International Jewish Humanitarianism in the Age of the Great War

On Tuesday 18 January 2022, we welcomed Dr Jaclyn Granick, Lecturer in Modern Jewish History at Cardiff University, for a talk on international Jewish humanitarianism in the age of the Great War. Dr Granick began by explaining how the history of Jewish suffering in the Great War and interwar period has been largely overshadowed by the devastation of the Holocaust. Yet, this era saw a number of crises afflicting the Jewish populations of Europe. Almost half of the world’s Jews were living in the Pale of Settlement in Russia at the outbreak of the First World War, and they were directly affected by the clashes on the Eastern Front. In addition to the torments afflicting all civilians in wartime – hunger, cold, illness – the Jews also suffered pogroms and violence aimed at them in particular.  

With the US remaining largely outside the conflict for much of World War One, American Jews were able to look to their coreligionists abroad who were suffering the ravages of war. Granick explored how American Jews adopted the mantle of solidarity in this time of transition towards the US’s expanding role in the post-war world.  

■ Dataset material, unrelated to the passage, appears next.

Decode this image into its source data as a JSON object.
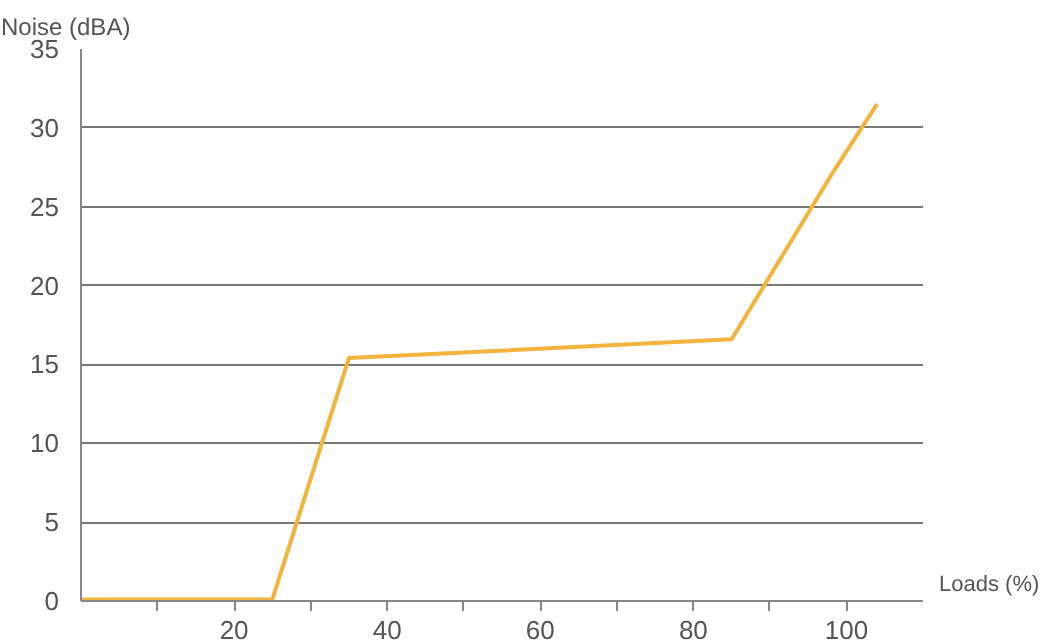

Various American aid committees were established to help Europe’s Jews after the Great War. Most were aimed at helping children and many had political aims, such as stabilising Europe in the face of Bolshevism. One of the most significant organisations, and the one on which Granick’s talk focused, was the Joint (American Jewish Joint Distribution Committee). The Joint was initially employed in providing food relief and emergency supplies, but when other aid organisations left in the early 1920s, the Joint remained and performed a function which we could define as being a mixture of state social welfare and international development. 

From 1914 to 1931, the Joint distributed over $80,000,000, well over $1bn at today’s rates. The Joint in many ways filled the vacuum of governments in recent war zones, by creating and developing links across Jewish civil society. The Jewish diaspora ran its own affairs and looked after the countless Jews (and non-Jews) afflicted by the war. 

This was the first time that American Jews had looked beyond America, beyond their immigrant relationships and personal connections, and it marked a shift in how humanitarian aid was organised and distributed to Jewish communities located in disparate geographical locations.  

Dr Granick’s recently published book, International Jewish Humanitarianism in the Age of the Great War, was announced as a winner of the Jewish Book Council award just two days after her fascinating talk for the Centre.